The foremost concern of many of us who fought for health care reform is what its fate will be in the post-midterm-election world. It’s clear that the resurgent Republican leadership in the House sees health reform as a much easier target than the real and serious problems facing our country — the continuing economic doldrums, unemployment, the budget deficit, and, dare one say it, climate change. It is also likely that the newly elected Republican state legislators and governors will be a tough sell on the states’ vital role in reform implementation.
The Republicans are too late if they want to roll back the law completely; some parts have already become reality. Many employers, including some that bankrolled that Republican resurgence, are taking advantage of its retiree reinsurance program. Small businesses across the country are taking advantage of the small employer tax credit to expand coverage for their employees while more than 1.8 million Medicare beneficiaries have received the $250 checks as they hit the dreaded donut hole. Other provisions of the legislation — coverage to adult children up to age 26, the end of annual limits on coverage, or the end of rescissions for unintentional mistakes — will become a reality for millions of Americans as their new plan year begins on Jan. 1.
Yes, the Affordable Care Act remains the law of the land, but much more needs to be done soon if it is to realize its promise.
Vital protections promised by the reform — the right to have at least 80 percent of your insurance premiums actually spent on medical care or quality improvement activities; the right to be told why your insurer is demanding an unreasonable premium increase; the right to a simple, plain language explanation of what your insurance actually covers — will only become real when the Department of Health and Human Services issues rules implementing them.

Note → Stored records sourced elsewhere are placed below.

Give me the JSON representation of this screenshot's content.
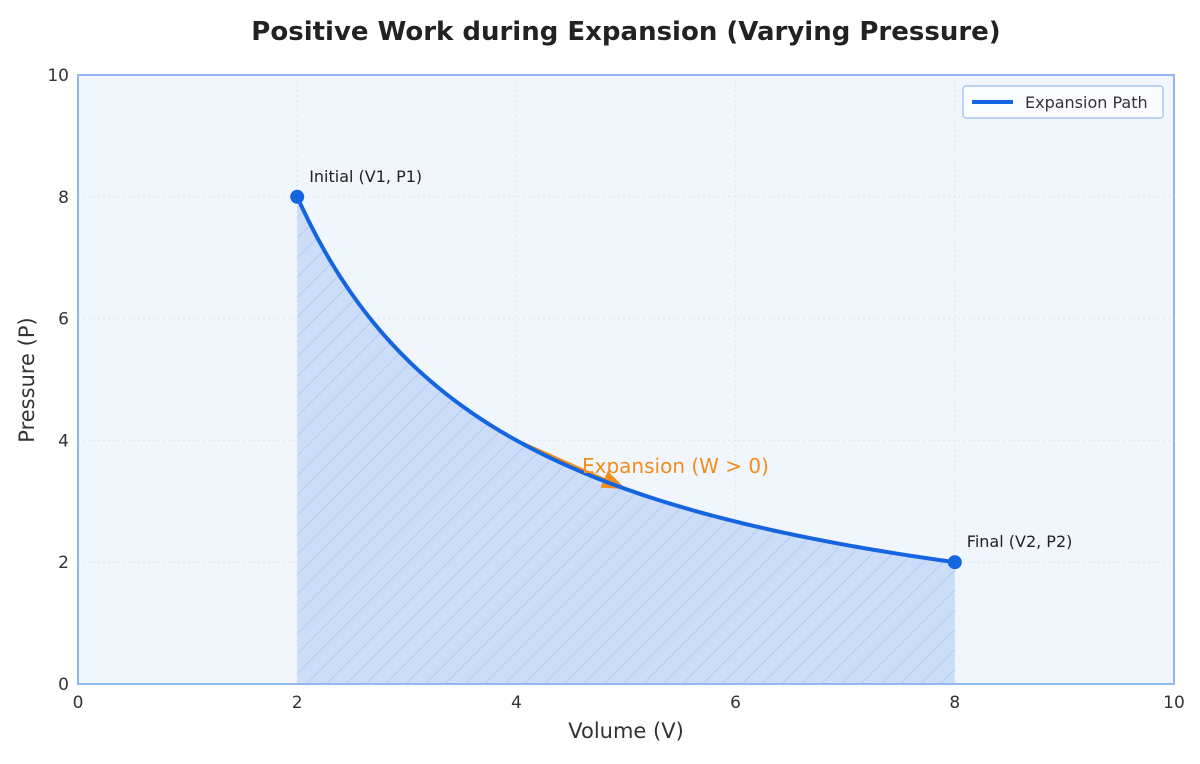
{
  "chart_data": {
    "type": "line",
    "title": "Positive Work during Expansion (Varying Pressure)",
    "xlabel": "Volume (V)",
    "ylabel": "Pressure (P)",
    "xlim": [
      0,
      10
    ],
    "ylim": [
      0,
      10
    ],
    "xticks": [
      "0",
      "2",
      "4",
      "6",
      "8",
      "10"
    ],
    "yticks": [
      "0",
      "2",
      "4",
      "6",
      "8",
      "10"
    ],
    "grid": true,
    "legend_position": "top-right",
    "series": [
      {
        "name": "Expansion Path",
        "color": "#1565e0",
        "relation": "P = 16 / V",
        "x": [
          2,
          2.5,
          3,
          3.5,
          4,
          4.5,
          5,
          5.5,
          6,
          6.5,
          7,
          7.5,
          8
        ],
        "y": [
          8,
          6.4,
          5.33,
          4.57,
          4,
          3.56,
          3.2,
          2.91,
          2.67,
          2.46,
          2.29,
          2.13,
          2
        ]
      }
    ],
    "points": [
      {
        "label": "Initial (V1, P1)",
        "x": 2,
        "y": 8
      },
      {
        "label": "Final (V2, P2)",
        "x": 8,
        "y": 2
      }
    ],
    "shaded_area": {
      "x_from": 2,
      "x_to": 8,
      "color": "#c5d8f8",
      "hatch": true
    },
    "annotation": {
      "text": "Expansion (W > 0)",
      "color": "#f28c1a",
      "arrow_from": [
        4,
        4
      ],
      "arrow_to": [
        5,
        3.2
      ]
    },
    "colors": {
      "line": "#1565e0",
      "plot_background": "#f1f6fd",
      "frame": "#90b8ee",
      "annotation": "#f28c1a"
    }
  }
}
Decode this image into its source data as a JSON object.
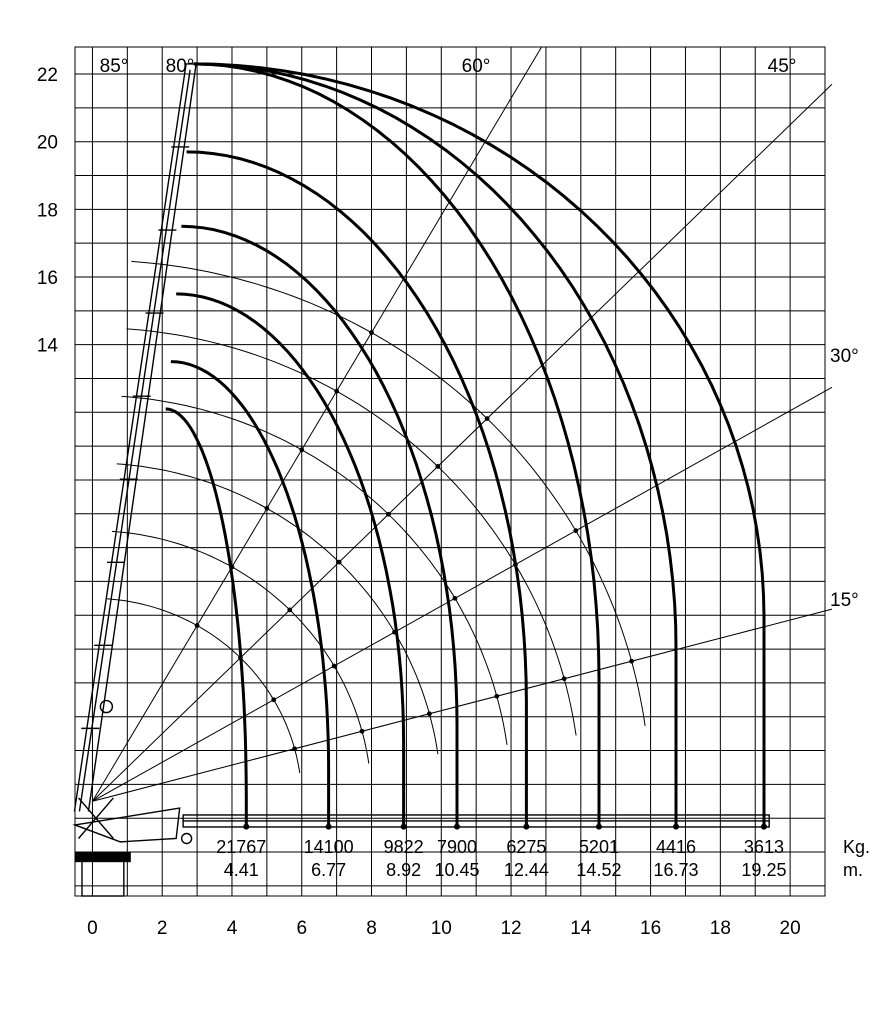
{
  "chart_data": {
    "type": "crane-load-chart",
    "x_ticks": [
      "0",
      "2",
      "4",
      "6",
      "8",
      "10",
      "12",
      "14",
      "16",
      "18",
      "20"
    ],
    "y_ticks": [
      "14",
      "16",
      "18",
      "20",
      "22"
    ],
    "xlim": [
      -0.5,
      21
    ],
    "ylim": [
      -2.3,
      22.8
    ],
    "grid": true,
    "angles": [
      {
        "label": "85°",
        "deg": 85
      },
      {
        "label": "80°",
        "deg": 80
      },
      {
        "label": "60°",
        "deg": 60
      },
      {
        "label": "45°",
        "deg": 45
      },
      {
        "label": "30°",
        "deg": 30
      },
      {
        "label": "15°",
        "deg": 15
      }
    ],
    "unit_kg": "Kg.",
    "unit_m": "m.",
    "load_points": [
      {
        "kg": "21767",
        "m": "4.41",
        "reach": 4.41,
        "tip_height": 12.1
      },
      {
        "kg": "14100",
        "m": "6.77",
        "reach": 6.77,
        "tip_height": 13.5
      },
      {
        "kg": "9822",
        "m": "8.92",
        "reach": 8.92,
        "tip_height": 15.5
      },
      {
        "kg": "7900",
        "m": "10.45",
        "reach": 10.45,
        "tip_height": 17.5
      },
      {
        "kg": "6275",
        "m": "12.44",
        "reach": 12.44,
        "tip_height": 19.7
      },
      {
        "kg": "5201",
        "m": "14.52",
        "reach": 14.52,
        "tip_height": 22.3
      },
      {
        "kg": "4416",
        "m": "16.73",
        "reach": 16.73,
        "tip_height": 22.3
      },
      {
        "kg": "3613",
        "m": "19.25",
        "reach": 19.25,
        "tip_height": 22.3
      }
    ],
    "arc_radii": [
      6,
      8,
      10,
      12,
      14,
      16
    ],
    "colors": {
      "ink": "#000000",
      "background": "#ffffff"
    }
  }
}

The National Association of Insurance Commissioners toiled throughout the summer and early fall performing its duty under the law to deliver to HHS recommendations for resolving technical issues under the law. The state commissioners who make up the NAIC carried out their responsibilities with courage and considerable cost to themselves, as many of them faced reelection or reappointment in a hostile political environment.

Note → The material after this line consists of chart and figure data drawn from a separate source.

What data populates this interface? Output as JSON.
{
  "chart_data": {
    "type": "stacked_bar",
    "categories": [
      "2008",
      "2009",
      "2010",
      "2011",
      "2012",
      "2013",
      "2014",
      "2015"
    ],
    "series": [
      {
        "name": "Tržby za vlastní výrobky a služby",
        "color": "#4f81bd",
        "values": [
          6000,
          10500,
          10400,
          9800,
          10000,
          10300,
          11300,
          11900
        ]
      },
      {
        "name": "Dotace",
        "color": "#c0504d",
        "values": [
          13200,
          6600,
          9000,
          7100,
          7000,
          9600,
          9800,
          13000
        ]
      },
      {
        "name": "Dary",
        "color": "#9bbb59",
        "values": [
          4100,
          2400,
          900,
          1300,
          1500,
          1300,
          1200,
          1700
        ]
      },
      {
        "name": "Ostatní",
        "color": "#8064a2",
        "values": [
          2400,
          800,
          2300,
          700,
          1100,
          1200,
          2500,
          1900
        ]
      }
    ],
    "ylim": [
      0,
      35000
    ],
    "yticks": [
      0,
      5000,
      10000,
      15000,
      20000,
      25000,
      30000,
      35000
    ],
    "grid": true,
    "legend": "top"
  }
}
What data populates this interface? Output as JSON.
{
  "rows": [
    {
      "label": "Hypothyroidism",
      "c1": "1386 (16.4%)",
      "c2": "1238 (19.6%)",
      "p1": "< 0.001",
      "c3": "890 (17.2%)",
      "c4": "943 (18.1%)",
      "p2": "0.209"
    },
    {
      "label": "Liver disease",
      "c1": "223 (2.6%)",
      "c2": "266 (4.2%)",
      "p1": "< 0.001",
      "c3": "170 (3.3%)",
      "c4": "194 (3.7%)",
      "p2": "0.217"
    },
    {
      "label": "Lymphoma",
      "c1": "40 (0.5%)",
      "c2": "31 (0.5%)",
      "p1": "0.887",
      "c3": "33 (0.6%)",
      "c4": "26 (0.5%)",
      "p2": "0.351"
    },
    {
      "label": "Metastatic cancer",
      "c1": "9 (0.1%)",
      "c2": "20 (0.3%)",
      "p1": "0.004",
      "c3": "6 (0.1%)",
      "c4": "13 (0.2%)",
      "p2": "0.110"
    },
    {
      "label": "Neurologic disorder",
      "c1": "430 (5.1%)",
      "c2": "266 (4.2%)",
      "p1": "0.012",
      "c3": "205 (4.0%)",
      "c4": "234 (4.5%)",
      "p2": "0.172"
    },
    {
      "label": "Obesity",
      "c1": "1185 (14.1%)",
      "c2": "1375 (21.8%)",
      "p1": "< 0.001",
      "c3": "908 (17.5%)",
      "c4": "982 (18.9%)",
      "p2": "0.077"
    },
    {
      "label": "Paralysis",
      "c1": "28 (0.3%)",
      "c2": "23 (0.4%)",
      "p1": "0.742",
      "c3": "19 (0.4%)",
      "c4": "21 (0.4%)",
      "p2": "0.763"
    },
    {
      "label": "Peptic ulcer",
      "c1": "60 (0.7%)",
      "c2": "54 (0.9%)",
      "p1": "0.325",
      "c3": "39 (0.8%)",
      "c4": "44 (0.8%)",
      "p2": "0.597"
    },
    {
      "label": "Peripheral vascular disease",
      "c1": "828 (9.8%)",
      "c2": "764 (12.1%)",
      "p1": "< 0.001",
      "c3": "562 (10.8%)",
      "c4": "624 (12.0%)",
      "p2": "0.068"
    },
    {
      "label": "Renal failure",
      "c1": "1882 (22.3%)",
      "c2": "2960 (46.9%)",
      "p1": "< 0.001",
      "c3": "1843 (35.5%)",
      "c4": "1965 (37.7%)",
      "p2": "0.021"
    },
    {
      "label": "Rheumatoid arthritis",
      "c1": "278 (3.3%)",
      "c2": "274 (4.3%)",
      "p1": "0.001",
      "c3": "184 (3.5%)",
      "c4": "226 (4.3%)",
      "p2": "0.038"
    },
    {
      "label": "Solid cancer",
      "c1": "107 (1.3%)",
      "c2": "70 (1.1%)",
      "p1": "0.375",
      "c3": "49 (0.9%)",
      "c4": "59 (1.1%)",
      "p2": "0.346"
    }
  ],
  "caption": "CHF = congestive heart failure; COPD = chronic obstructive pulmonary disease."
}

Now it is up to HHS to finish the job.
Of course, some argue that the midterm elections were a referendum of health reform, and that the reform was overwhelmingly rejected. I have seen no indication, however, that voters went to the polls demanding that pre-existing condition exclusions for children be restored, that insurers be allowed to spend 35 percent of premiums or more on administrative expenses and profits (as some do now), or that insurers be able to raise their premiums unreasonably without offering a justification (as is now legal in some states). Neither did voters cast their ballots enraged that the reform law creates a right to know why coverage was denied or to appeal a claims denial within 72 hours when life or limb is at stake.
Nonetheless, emboldened by the election, insurers are demanding that HHS delay or dilute reform implementation and let business continue as usual.

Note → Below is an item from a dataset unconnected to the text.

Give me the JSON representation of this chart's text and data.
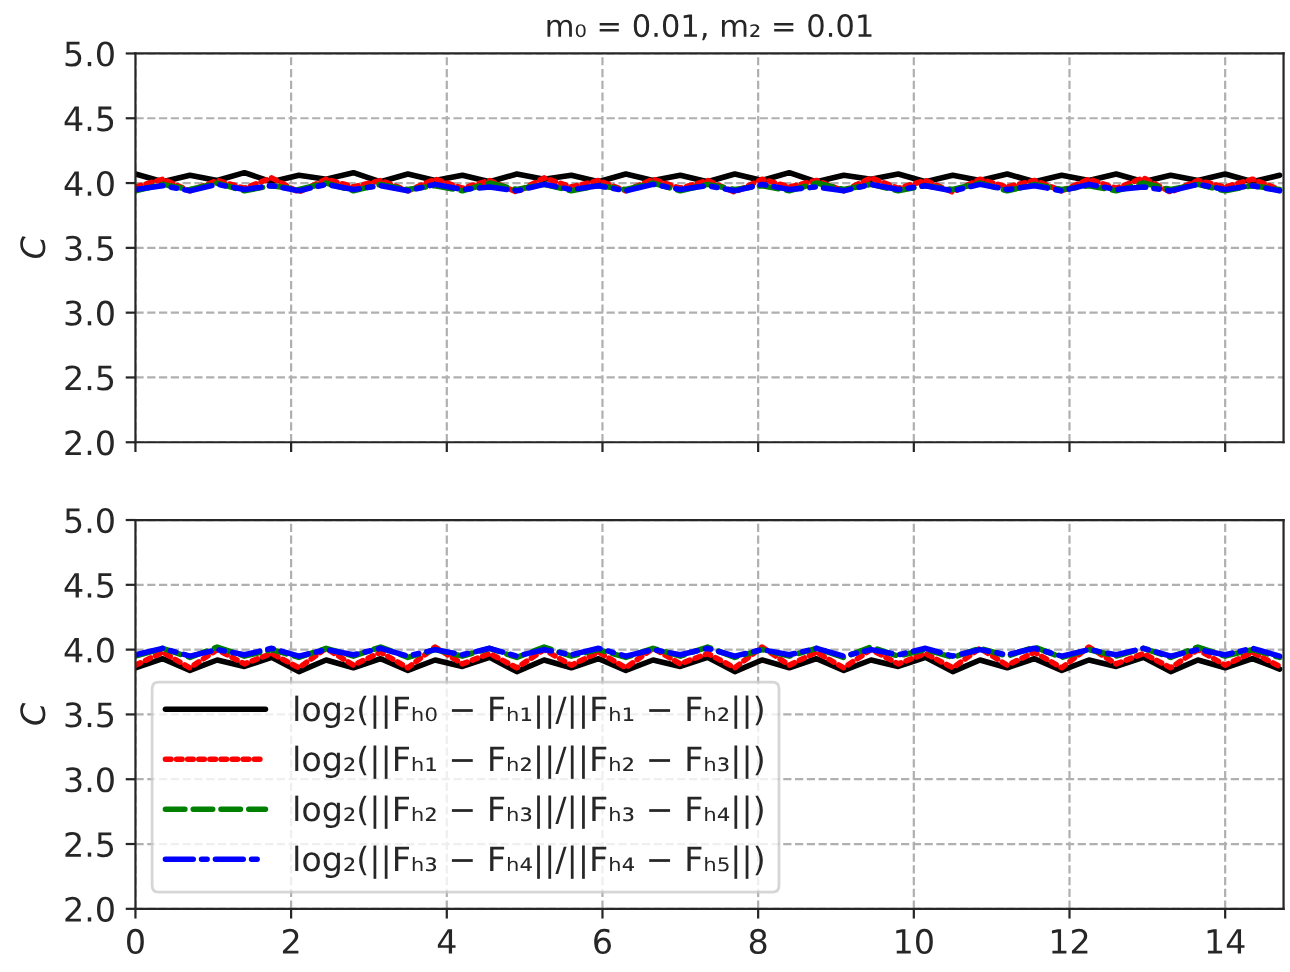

The Affordable Care Act is the law. The president retains a solemn obligation under the Constitution to “take care that the laws be faithfully executed.” The reform law affords HHS discretion regarding some implementation issues, and HHS has been exercising this discretion flexibly to achieve a practical interpretation of the law. But on other issues the law is clear and brooks not variance. For example, the NAIC, in its final recommendations, correctly concluded that removing agent commissions from insurer administrative costs to calculate the amount insurers must spend on health care is simply not allowed. On these issues the federal government must move resolutely ahead without regard to special interest lobbying.
Whatever the midterm elections meant, they cannot be read as a resounding endorsement of our current failed health insurance system. We must get the job of reform implementation done.
Timothy Jost is the Robert L. Willett Family Professor of Law at Washington and Lee University School of Law. He also is a consumer representative to the NAIC. This opinion piece does not necessarily represent the views of all consumer representatives, nor does it speak for the NAIC.